Nama-nama anggota Satuan Tugas Khusus (Satgassus) Merah Putih Polri teridentifikasi dalam sejumlah kasus ’’kontroversial’’ yang menyasar aktivis hak asasi manusia (HAM) dan tokoh vokal di Indonesia dalam rentang waktu 2019–2021. Berikut laporan hasil kolaborasi Jawa Pos dengan Tirto.id, Project Multatuli, dan deduktif.id.
”SETELAH penangkapan itu, yang paling terpukul adalah keluarga. Terutama, ibu saya yang sudah sepuh,” ungkap Dandhy Dwi Laksono. Dia tidak akan pernah melupakan peristiwa 26 September 2019 itu. Harinya pun dia masih ingat. Kamis. Tepatnya, Kamis malam.
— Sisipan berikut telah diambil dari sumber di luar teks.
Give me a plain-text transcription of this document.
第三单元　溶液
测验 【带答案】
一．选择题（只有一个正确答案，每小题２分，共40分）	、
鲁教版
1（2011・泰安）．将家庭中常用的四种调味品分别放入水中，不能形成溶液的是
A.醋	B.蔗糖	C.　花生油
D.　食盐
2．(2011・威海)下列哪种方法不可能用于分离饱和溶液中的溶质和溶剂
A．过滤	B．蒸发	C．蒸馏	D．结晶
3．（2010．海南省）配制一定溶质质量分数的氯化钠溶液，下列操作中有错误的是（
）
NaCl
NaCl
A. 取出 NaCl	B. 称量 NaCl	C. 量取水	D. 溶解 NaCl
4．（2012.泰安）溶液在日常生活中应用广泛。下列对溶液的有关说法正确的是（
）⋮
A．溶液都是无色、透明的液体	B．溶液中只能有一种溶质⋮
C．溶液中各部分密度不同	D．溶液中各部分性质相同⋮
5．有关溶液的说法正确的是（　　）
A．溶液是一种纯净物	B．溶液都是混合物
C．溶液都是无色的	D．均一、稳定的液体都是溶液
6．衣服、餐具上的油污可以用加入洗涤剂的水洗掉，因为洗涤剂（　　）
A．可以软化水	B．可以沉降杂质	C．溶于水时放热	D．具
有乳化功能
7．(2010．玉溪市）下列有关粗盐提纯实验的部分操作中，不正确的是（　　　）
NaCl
Saat itu, Dandhy baru saja pulang dari kantor Watchdoc Documentary di Jalan Cempaka Dalam, kawasan Pondokgede, Bekasi. Seharian penuh dia mengerjakan editing video bersama sejumlah rekan. Jenuh. Penat.
Sesampai di rumahnya di kompleks Jatiwaringin Asri, juga di Bekasi, pria 46 tahun tersebut hanya ingin secepatnya istirahat. Tapi, sekitar pukul 22.45 WIB, empat pria berbadan tegap menggedor pintu pagar. Mengaku polisi, mereka menyodorkan surat perintah penangkapan.
Di tengah kekalutannya, Dandhy tak kehilangan akal sehat. ”Apa perkaranya?” tanya jurnalis senior itu kepada empat polisi yang bersikeras menangkapnya. Tak ada jawaban.
Dandhy lantas pelan-pelan membaca surat yang tadi disodorkan. Dalam surat itu ada nama Fathurrozi. Lengkap dengan gelar dan jabatannya. Inspektur Dua (Ipda) Fathurrozi Sarjana Hukum (SH).
Si empunya nama menjabat di Direktorat Reserse Kriminal Khusus (Ditreskrimsus) Polda Metro Jaya. Tertulis pula nama Ipda Huntal D.M.T. Sibarani SH dalam surat itu. Dia juga berasal dari kesatuan yang sama dengan Fathurrozi.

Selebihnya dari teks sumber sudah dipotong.